Today in going over the files I was shocked at how disappointing most of them were—yikes, this is going to require careful selection and usage to really use the Sony A7R IV to its best. The gains for 60MP are real, but you’d better have the best lenses and perfect shot discipline and be aware of focus errors, focus shift and field curvature and lens asymmetry, with most of the lenses showing symmetry issues of varying degrees (and I’m beginning to question Sigma’s quality control, looks like the claims are bogus as to MTF testing).

As just one example in the quality control area, the Voigtlander 21mm f/1.4 Aspherical which I praised so highly on the Sony A7R III... well this latest copy is a dud, unable to make sharpness in the outer zones at f/5.6 or even f/8—what the hell? A bummer, as I was hoping to use it a lot. Update: I received another Voigtlander 21mm f/1.4 and it looks to be as good as any I’ve yet tried (best of three so far)—excellent symmetry and edge sharpness.

Here’s a headache: stopping down is not much of a solution for focus shift and field curvature and lens asymmetry because f/4 is the last aperture (for a high-grade lens) that avoids diffraction effects! Using f/5.6 shows subtle micro contrast losses with the best lenses, and f/8 visibly degraded. It’s exactly analogous to f/8 vs f/5.6 on the Sony A7R III—f/8 is the new f/11, so to speak.

* 9552 x 6360 images in a 35.7 X 23.8 mm form factor— not quite full frame sensor, about 1.6% smaller.

Total benefits are still a plus

While the resolution gains require the best lenses and shot discipline, the benefits of higher resolution are there in other ways for “free”: reduced moiré, reduced color aliasing, reduced spurious detail, all of which produce a superior image compared to the 42MP of the Sony A7R III. Image quality is a lot more than just resolving power!

Gordon S writes:

Very interesting update and glad to see you are finding similar challenges with the Sony A7R IV.

I was beginning to question wether I had some issues with my A7R IV or just my techniques. With IBIS on, I am finding the shutter speed for sharp shots needs to be almost 3X the focal length for consistency.

My simple backyard testing parameters are showing serious flaws in some of the lenses I would take on a family vacation that allowed for both easy walking around plus ability to have some more serious shot taking time.

Retried the same shots on the Panasonic SR1 and shots were sharp - so while I had hoped for the smaller footprint for travel I am not ready for spending a few weeks on the road and constantly having to chimp to see if things are in focus and sharp. (this was comparing the 24-105s to each other).
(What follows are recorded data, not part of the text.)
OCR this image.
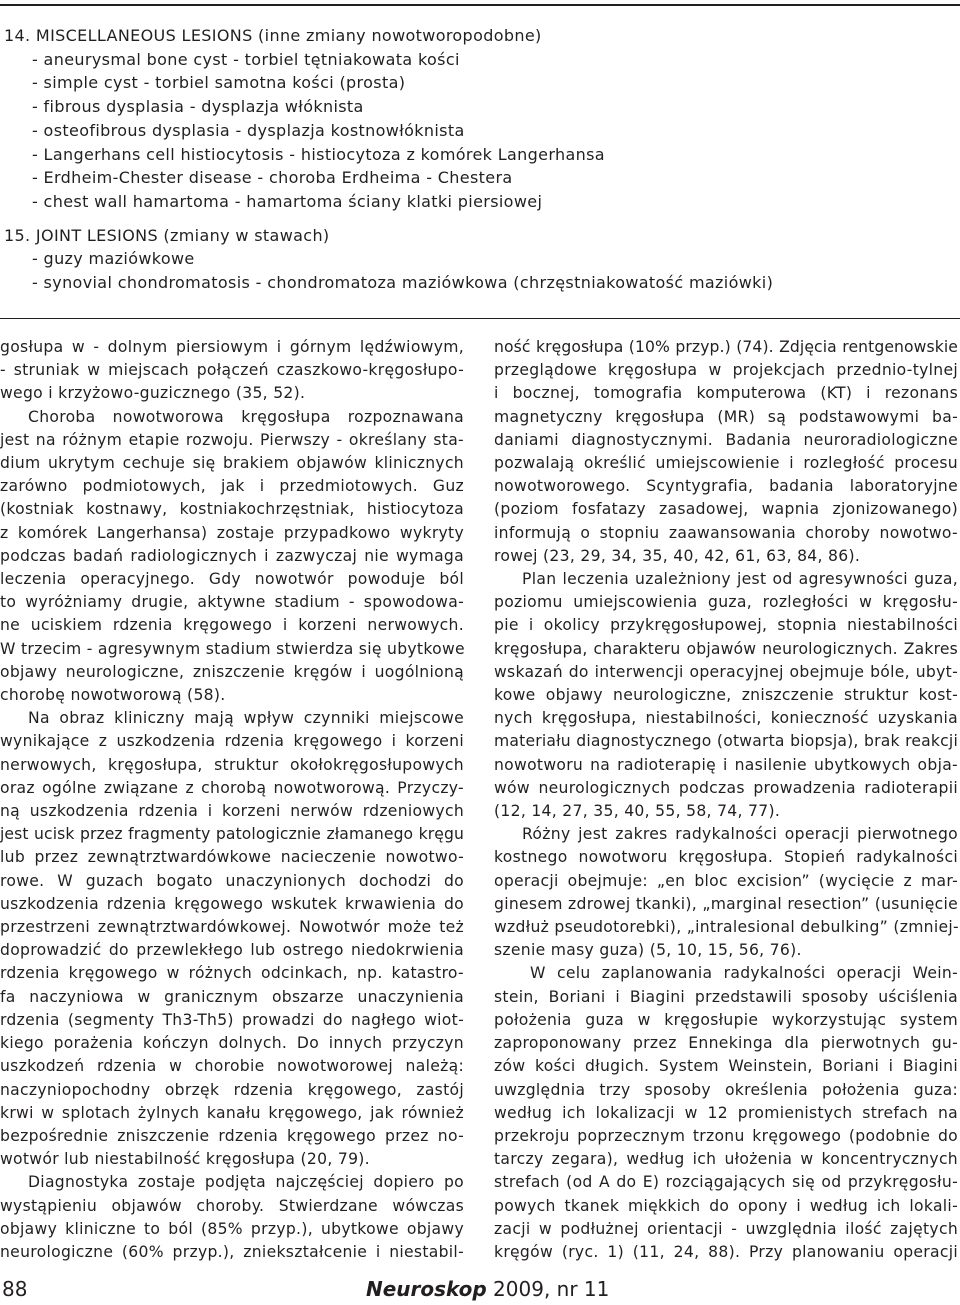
14. MISCELLANEOUS LESIONS (inne zmiany nowotworopodobne)

- aneurysmal bone cyst - torbiel tętniakowata kości

- simple cyst - torbiel samotna kości (prosta)

- fibrous dysplasia - dysplazja włóknista

- osteofibrous dysplasia - dysplazja kostnowłóknista

- Langerhans cell histiocytosis - histiocytoza z komórek Langerhansa

- Erdheim-Chester disease - choroba Erdheima - Chestera

- chest wall hamartoma - hamartoma ściany klatki piersiowej

15. JOINT LESIONS (zmiany w stawach)

- guzy maziówkowe

- synovial chondromatosis - chondromatoza maziówkowa (chrzęstniakowatość maziówki)

gosłupa w - dolnym piersiowym i górnym lędźwiowym,

- struniak w miejscach połączeń czaszkowo-kręgosłupo-

wego i krzyżowo-guzicznego (35, 52).

Choroba nowotworowa kręgosłupa rozpoznawana

jest na różnym etapie rozwoju. Pierwszy - określany sta-

dium ukrytym cechuje się brakiem objawów klinicznych

zarówno podmiotowych, jak i przedmiotowych. Guz

(kostniak kostnawy, kostniakochrzęstniak, histiocytoza

z komórek Langerhansa) zostaje przypadkowo wykryty

podczas badań radiologicznych i zazwyczaj nie wymaga

leczenia operacyjnego. Gdy nowotwór powoduje ból

to wyróżniamy drugie, aktywne stadium - spowodowa-

ne uciskiem rdzenia kręgowego i korzeni nerwowych.

W trzecim - agresywnym stadium stwierdza się ubytkowe

objawy neurologiczne, zniszczenie kręgów i uogólnioną

chorobę nowotworową (58).

Na obraz kliniczny mają wpływ czynniki miejscowe

wynikające z uszkodzenia rdzenia kręgowego i korzeni

nerwowych, kręgosłupa, struktur okołokręgosłupowych

oraz ogólne związane z chorobą nowotworową. Przyczy-

ną uszkodzenia rdzenia i korzeni nerwów rdzeniowych

jest ucisk przez fragmenty patologicznie złamanego kręgu

lub przez zewnątrztwardówkowe nacieczenie nowotwo-

rowe. W guzach bogato unaczynionych dochodzi do

uszkodzenia rdzenia kręgowego wskutek krwawienia do

przestrzeni zewnątrztwardówkowej. Nowotwór może też

doprowadzić do przewlekłego lub ostrego niedokrwienia

rdzenia kręgowego w różnych odcinkach, np. katastro-

fa naczyniowa w granicznym obszarze unaczynienia

rdzenia (segmenty Th3-Th5) prowadzi do nagłego wiot-

kiego porażenia kończyn dolnych. Do innych przyczyn

uszkodzeń rdzenia w chorobie nowotworowej należą:

naczyniopochodny obrzęk rdzenia kręgowego, zastój

krwi w splotach żylnych kanału kręgowego, jak również

bezpośrednie zniszczenie rdzenia kręgowego przez no-

wotwór lub niestabilność kręgosłupa (20, 79).

Diagnostyka zostaje podjęta najczęściej dopiero po

wystąpieniu objawów choroby. Stwierdzane wówczas

objawy kliniczne to ból (85% przyp.), ubytkowe objawy

neurologiczne (60% przyp.), zniekształcenie i niestabil-

ność kręgosłupa (10% przyp.) (74). Zdjęcia rentgenowskie

przeglądowe kręgosłupa w projekcjach przednio-tylnej

i bocznej, tomografia komputerowa (KT) i rezonans

magnetyczny kręgosłupa (MR) są podstawowymi ba-

daniami diagnostycznymi. Badania neuroradiologiczne

pozwalają określić umiejscowienie i rozległość procesu

nowotworowego. Scyntygrafia, badania laboratoryjne

(poziom fosfatazy zasadowej, wapnia zjonizowanego)

informują o stopniu zaawansowania choroby nowotwo-

rowej (23, 29, 34, 35, 40, 42, 61, 63, 84, 86).

Plan leczenia uzależniony jest od agresywności guza,

poziomu umiejscowienia guza, rozległości w kręgosłu-

pie i okolicy przykręgosłupowej, stopnia niestabilności

kręgosłupa, charakteru objawów neurologicznych. Zakres

wskazań do interwencji operacyjnej obejmuje bóle, ubyt-

kowe objawy neurologiczne, zniszczenie struktur kost-

nych kręgosłupa, niestabilności, konieczność uzyskania

materiału diagnostycznego (otwarta biopsja), brak reakcji

nowotworu na radioterapię i nasilenie ubytkowych obja-

wów neurologicznych podczas prowadzenia radioterapii

(12, 14, 27, 35, 40, 55, 58, 74, 77).

Różny jest zakres radykalności operacji pierwotnego

kostnego nowotworu kręgosłupa. Stopień radykalności

operacji obejmuje: „en bloc excision” (wycięcie z mar-

ginesem zdrowej tkanki), „marginal resection” (usunięcie

wzdłuż pseudotorebki), „intralesional debulking” (zmniej-

szenie masy guza) (5, 10, 15, 56, 76).

W celu zaplanowania radykalności operacji Wein-

stein, Boriani i Biagini przedstawili sposoby uściślenia

położenia guza w kręgosłupie wykorzystując system

zaproponowany przez Ennekinga dla pierwotnych gu-

zów kości długich. System Weinstein, Boriani i Biagini

uwzględnia trzy sposoby określenia położenia guza:

według ich lokalizacji w 12 promienistych strefach na

przekroju poprzecznym trzonu kręgowego (podobnie do

tarczy zegara), według ich ułożenia w koncentrycznych

strefach (od A do E) rozciągających się od przykręgosłu-

powych tkanek miękkich do opony i według ich lokali-

zacji w podłużnej orientacji - uwzględnia ilość zajętych

kręgów (ryc. 1) (11, 24, 88). Przy planowaniu operacji

88	Neuroskop 2009, nr 11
I think my spouse would shoot me! She is normally a good sport but if I began taking extra time on every shot it would end up pushing her over the edge. Just the couple hundred frames I tested over the weekend in the backyard was getting me some serious annoyed looks.

DIGLLOYD: that IBIS comment raises serious concern but the other comments are consistent with what I am seeing.

I have now had to exchange four lenses, hoping for better samples:

Per K writes:

My experience is that Sony A7x IBIS is below average compared to the competition. But not as poor as the reader experiences on this brand new mk4. My advice to him would be to use the warranty.

IBIS performance definition used is, to me, rather worthless: What is "5 steps" really? staring from 1/8000 sec? I have some personal (being not very stable myself) tests with non stabilized and stabilized 85mm on A7R2: The gain with stabilized lens was about 1/30 sec. With the stabilized Batis 135/2.8 I can get sharp images (if I am lucky) at 1/30 sec. The gain on just IBIS is in practice far from 5 steps that Sony brags about. I'd say "two steps" or rather 1/30sec. One has to bear in mind that results heavily depends on how you hold the camera and wind conditions.

(Last year I was trekking in Nepal and I was really happy, especially above 4000m, with the short and light Batis 135! It is 614g, the Sony 135 weighs 50% more and the Sigma 100% more. Weight and balance actually contributes a lot to image quality!)

DIGLLOYD: my impression is that Nikon Z7 and Fujifilm GFX100 IBIS are better than Sony.